We hadn't expected it to arrive here for some time yet so it was very exciting to go along to the Odeon Lloyd Mozi to see it. The Odeon Lloyd is a small, old cinema, from the outside like an aparment building where the proscenium is in the roofed courtyard. It has a great little bar and has the best DVD library in the city, so attracts a lot of cinema fans. In fact, it's the closest thing here to Sheffield's Showroom, one of our favourite destinations.

And last night, like at the Showroom, we met someone we knew in the bar, Angela and Jack, American friends made through the North American Women's Association.

And we really enjoyed the film. Great drama, great performances and a fascinating story, the personal struggle set against the developing political struggle in Europe. Most of the audience seemed to be young Hungarians, and they seemed to find much of it quite amusing, especially the 'fucks' and shits' used in the therapy.

Bertie's refusal to give in to his impediment moves along with Britain's refusal to give in to Nazi Germany, and I mused on what the Hungarian audience thought, given the country's role in the Second World War. But perhaps they didn't think about it at all, and that the issue was the result of my own indoctrination, growing up in post-war Britain on a diet of war anniversaries, films and histories.

Sex and the fall of the Ottoman Empire

I hated history at school; the endless dates, treaties and battles were all so meaningless to me growing up in the tail-end of the English countryside. The subject only became interesting when I moved abroad, and started to understand how the interplay of peoples, armies, queens and kings had shaped and continued to shape the world.

History is particularly important in central Europe. Looking out from our apartment I see so many symbols of Hungarian history that knowing something about their significance is an essential.

One of the key dates in the country's history is 1526, when the 'Turkish' army, the Ottoman Empire, crushed the Hungarian army at the Battle of Mohacs. That defeat left the Carpathian basin open and the Turks swept across the country, heading for Vienna.

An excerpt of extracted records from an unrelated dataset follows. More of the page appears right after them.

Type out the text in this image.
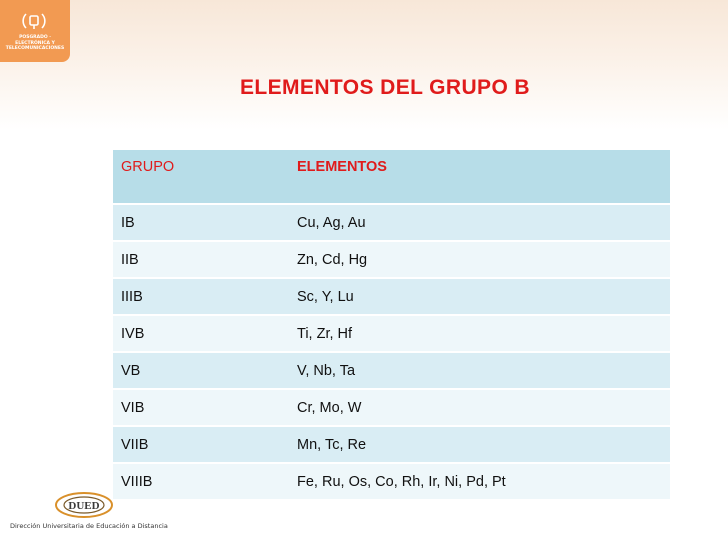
POSGRADO · ELECTRÓNICA Y TELECOMUNICACIONES
ELEMENTOS DEL GRUPO B
GRUPO	ELEMENTOS
IB	Cu, Ag, Au
IIB	Zn, Cd, Hg
IIIB	Sc, Y, Lu
IVB	Ti, Zr, Hf
VB	V, Nb, Ta
VIB	Cr, Mo, W
VIIB	Mn, Tc, Re
VIIIB	Fe, Ru, Os, Co, Rh, Ir, Ni, Pd, Pt
DUED
Dirección Universitaria de Educación a Distancia
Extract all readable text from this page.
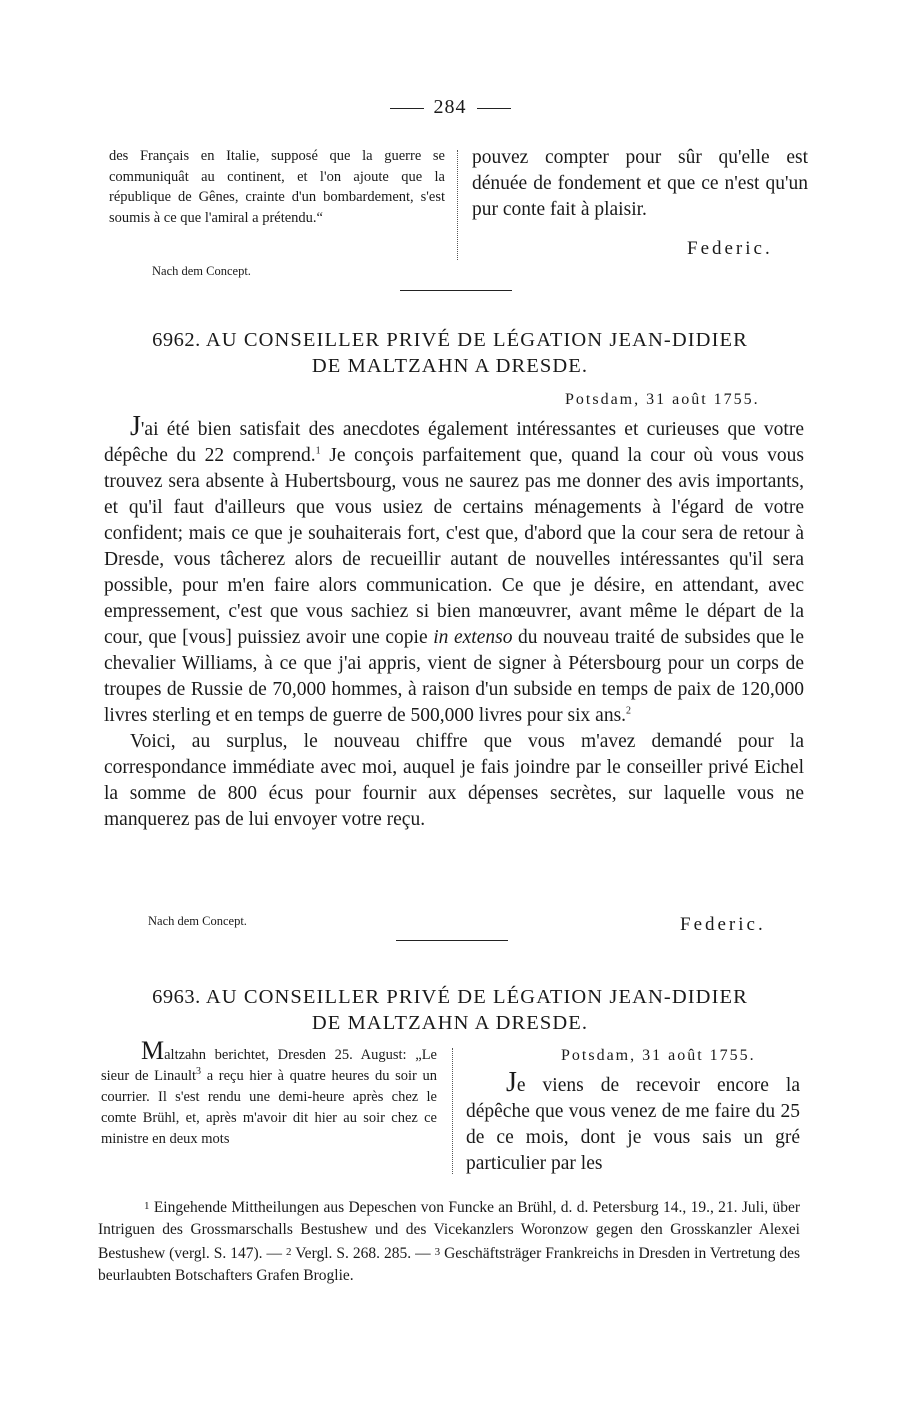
284
des Français en Italie, supposé que la guerre se communiquât au continent, et l'on ajoute que la république de Gênes, crainte d'un bombardement, s'est soumis à ce que l'amiral a prétendu.“
Nach dem Concept.
pouvez compter pour sûr qu'elle est dénuée de fondement et que ce n'est qu'un pur conte fait à plaisir.
Federic.
6962. AU CONSEILLER PRIVÉ DE LÉGATION JEAN-DIDIER
DE MALTZAHN A DRESDE.
Potsdam, 31 août 1755.

J'ai été bien satisfait des anecdotes également intéressantes et curieuses que votre dépêche du 22 comprend.$^1$ Je conçois parfaitement que, quand la cour où vous vous trouvez sera absente à Hubertsbourg, vous ne saurez pas me donner des avis importants, et qu'il faut d'ailleurs que vous usiez de certains ménagements à l'égard de votre confident; mais ce que je souhaiterais fort, c'est que, d'abord que la cour sera de retour à Dresde, vous tâcherez alors de recueillir autant de nouvelles intéressantes qu'il sera possible, pour m'en faire alors communication. Ce que je désire, en attendant, avec empressement, c'est que vous sachiez si bien manœuvrer, avant même le départ de la cour, que [vous] puissiez avoir une copie in extenso du nouveau traité de subsides que le chevalier Williams, à ce que j'ai appris, vient de signer à Pétersbourg pour un corps de troupes de Russie de 70,000 hommes, à raison d'un subside en temps de paix de 120,000 livres sterling et en temps de guerre de 500,000 livres pour six ans.$^2$

Voici, au surplus, le nouveau chiffre que vous m'avez demandé pour la correspondance immédiate avec moi, auquel je fais joindre par le conseiller privé Eichel la somme de 800 écus pour fournir aux dépenses secrètes, sur laquelle vous ne manquerez pas de lui envoyer votre reçu.

Nach dem Concept.	Federic.
6963. AU CONSEILLER PRIVÉ DE LÉGATION JEAN-DIDIER
DE MALTZAHN A DRESDE.
Maltzahn berichtet, Dresden 25. August: „Le sieur de Linault$^3$ a reçu hier à quatre heures du soir un courrier. Il s'est rendu une demi-heure après chez le comte Brühl, et, après m'avoir dit hier au soir chez ce ministre en deux mots
Potsdam, 31 août 1755.
Je viens de recevoir encore la dépêche que vous venez de me faire du 25 de ce mois, dont je vous sais un gré particulier par les
1 Eingehende Mittheilungen aus Depeschen von Funcke an Brühl, d. d. Petersburg 14., 19., 21. Juli, über Intriguen des Grossmarschalls Bestushew und des Vicekanzlers Woronzow gegen den Grosskanzler Alexei Bestushew (vergl. S. 147). — 2 Vergl. S. 268. 285. — 3 Geschäftsträger Frankreichs in Dresden in Vertretung des beurlaubten Botschafters Grafen Broglie.
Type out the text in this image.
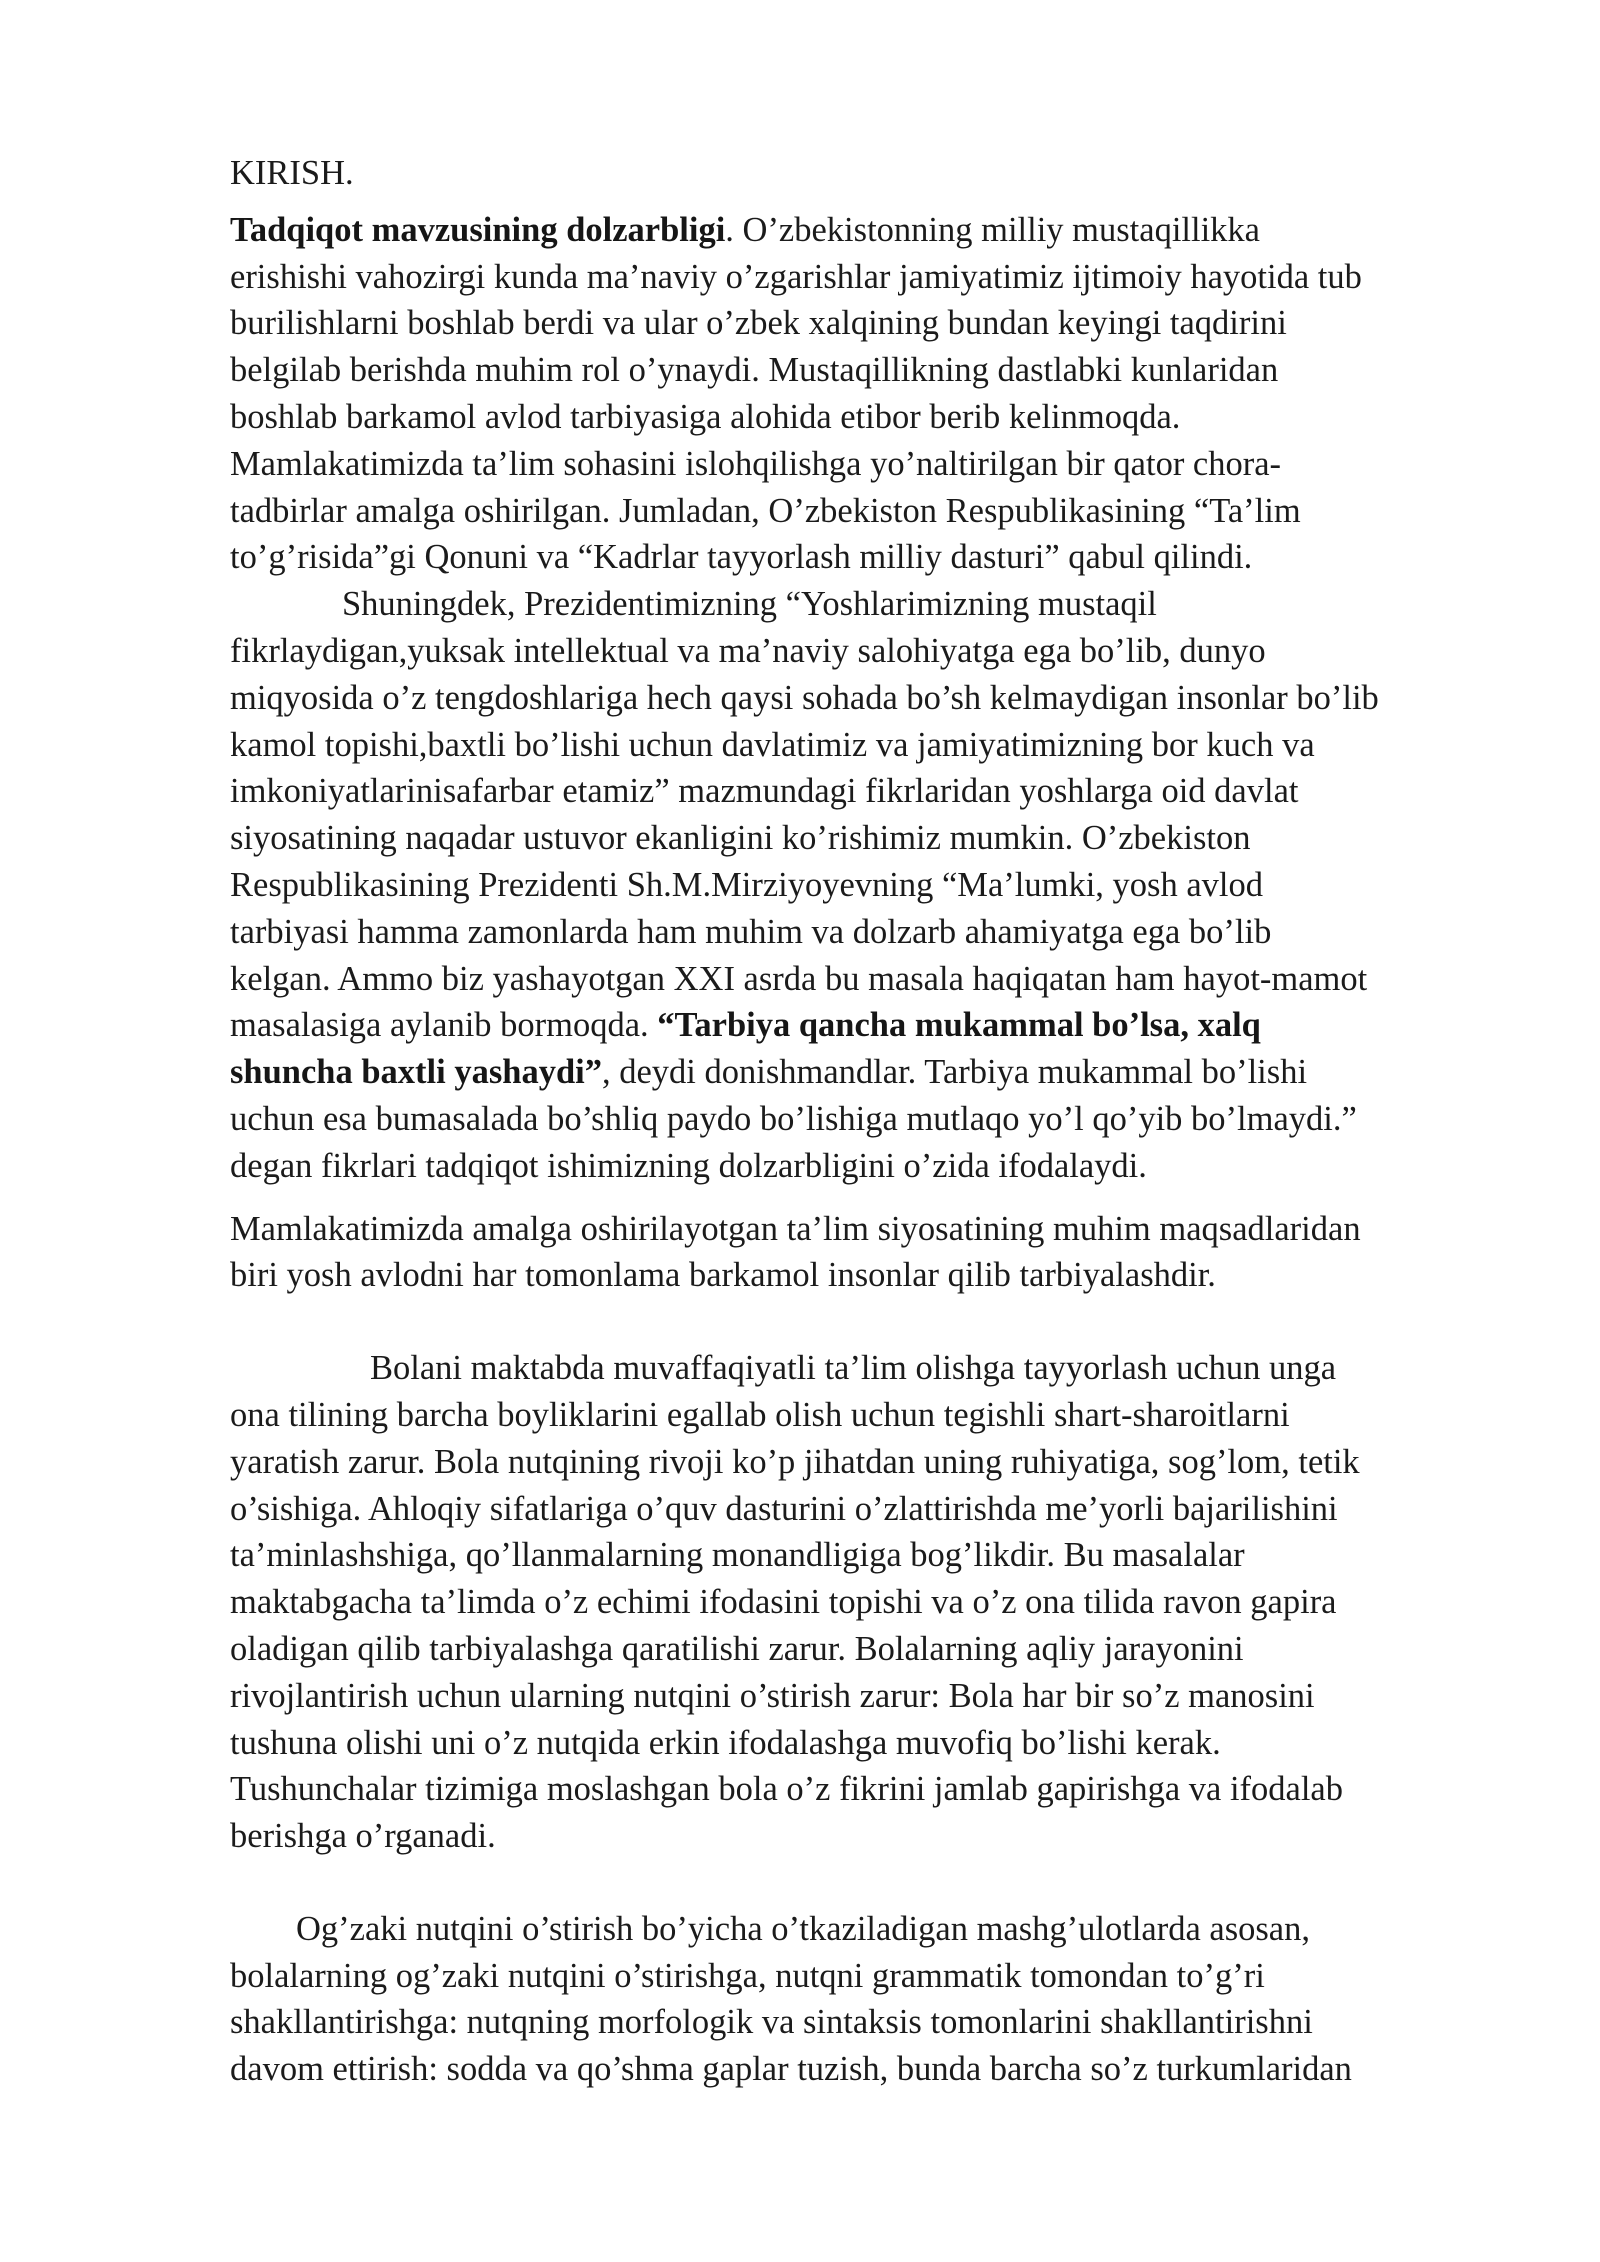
KIRISH.
Tadqiqot mavzusining dolzarbligi. O’zbekistonning milliy mustaqillikka
erishishi vahozirgi kunda ma’naviy o’zgarishlar jamiyatimiz ijtimoiy hayotida tub
burilishlarni boshlab berdi va ular o’zbek xalqining bundan keyingi taqdirini
belgilab berishda muhim rol o’ynaydi. Mustaqillikning dastlabki kunlaridan
boshlab barkamol avlod tarbiyasiga alohida etibor berib kelinmoqda.
Mamlakatimizda ta’lim sohasini islohqilishga yo’naltirilgan bir qator chora-
tadbirlar amalga oshirilgan. Jumladan, O’zbekiston Respublikasining “Ta’lim
to’g’risida”gi Qonuni va “Kadrlar tayyorlash milliy dasturi” qabul qilindi.
Shuningdek, Prezidentimizning “Yoshlarimizning mustaqil
fikrlaydigan,yuksak intellektual va ma’naviy salohiyatga ega bo’lib, dunyo
miqyosida o’z tengdoshlariga hech qaysi sohada bo’sh kelmaydigan insonlar bo’lib
kamol topishi,baxtli bo’lishi uchun davlatimiz va jamiyatimizning bor kuch va
imkoniyatlarinisafarbar etamiz” mazmundagi fikrlaridan yoshlarga oid davlat
siyosatining naqadar ustuvor ekanligini ko’rishimiz mumkin. O’zbekiston
Respublikasining Prezidenti Sh.M.Mirziyoyevning “Ma’lumki, yosh avlod
tarbiyasi hamma zamonlarda ham muhim va dolzarb ahamiyatga ega bo’lib
kelgan. Ammo biz yashayotgan XXI asrda bu masala haqiqatan ham hayot-mamot
masalasiga aylanib bormoqda. “Tarbiya qancha mukammal bo’lsa, xalq
shuncha baxtli yashaydi”, deydi donishmandlar. Tarbiya mukammal bo’lishi
uchun esa bumasalada bo’shliq paydo bo’lishiga mutlaqo yo’l qo’yib bo’lmaydi.”
degan fikrlari tadqiqot ishimizning dolzarbligini o’zida ifodalaydi.
Mamlakatimizda amalga oshirilayotgan ta’lim siyosatining muhim maqsadlaridan
biri yosh avlodni har tomonlama barkamol insonlar qilib tarbiyalashdir.
Bolani maktabda muvaffaqiyatli ta’lim olishga tayyorlash uchun unga
ona tilining barcha boyliklarini egallab olish uchun tegishli shart-sharoitlarni
yaratish zarur. Bola nutqining rivoji ko’p jihatdan uning ruhiyatiga, sog’lom, tetik
o’sishiga. Ahloqiy sifatlariga o’quv dasturini o’zlattirishda me’yorli bajarilishini
ta’minlashshiga, qo’llanmalarning monandligiga bog’likdir. Bu masalalar
maktabgacha ta’limda o’z echimi ifodasini topishi va o’z ona tilida ravon gapira
oladigan qilib tarbiyalashga qaratilishi zarur. Bolalarning aqliy jarayonini
rivojlantirish uchun ularning nutqini o’stirish zarur: Bola har bir so’z manosini
tushuna olishi uni o’z nutqida erkin ifodalashga muvofiq bo’lishi kerak.
Tushunchalar tizimiga moslashgan bola o’z fikrini jamlab gapirishga va ifodalab
berishga o’rganadi.
Og’zaki nutqini o’stirish bo’yicha o’tkaziladigan mashg’ulotlarda asosan,
bolalarning og’zaki nutqini o’stirishga, nutqni grammatik tomondan to’g’ri
shakllantirishga: nutqning morfologik va sintaksis tomonlarini shakllantirishni
davom ettirish: sodda va qo’shma gaplar tuzish, bunda barcha so’z turkumlaridan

Anyway, last week we spent the weekend in Istanbul, and in our very limited time explored the big tourist sites, the Blue Mosque, the Hagy Sofya church/mosque/museum and the Topkapi Palace, the home of the Ottoman Sultans.
The Blue Mosque




Hagy Sofya
The interior of Hagy Sofya
 In there we learnt a little about the Turkish expansion from another perspective. The Battle of Mohacs represented the high point of Ottoman expansion into Europe. They were led by Sultan Suleyman the Magnificent, a strong and capable leader in all ways but one: he became obsessed by  one of the concubines in his harem, Roxelana. Against all custom and wise counsel he married Roxelana, and influenced by her promptly killed his first son and made Selim, his son by Roxelana, heir. Selim, and in turn his heirs, turned out to be pretty useless and the Ottoman Empire started its slow decline into decadence and collapse. They were pushed back out of Hungary by 1699 and the Empire finally ceased to exist in the 1920s.
A Bosphorus Bridge, Europe to Asia
It was therefore interesting to see the story of the Turks in Hungary from two perspectives. I'm sure it's not the only time in history when its course was changed by one man's inability to control the pressures in his trousers.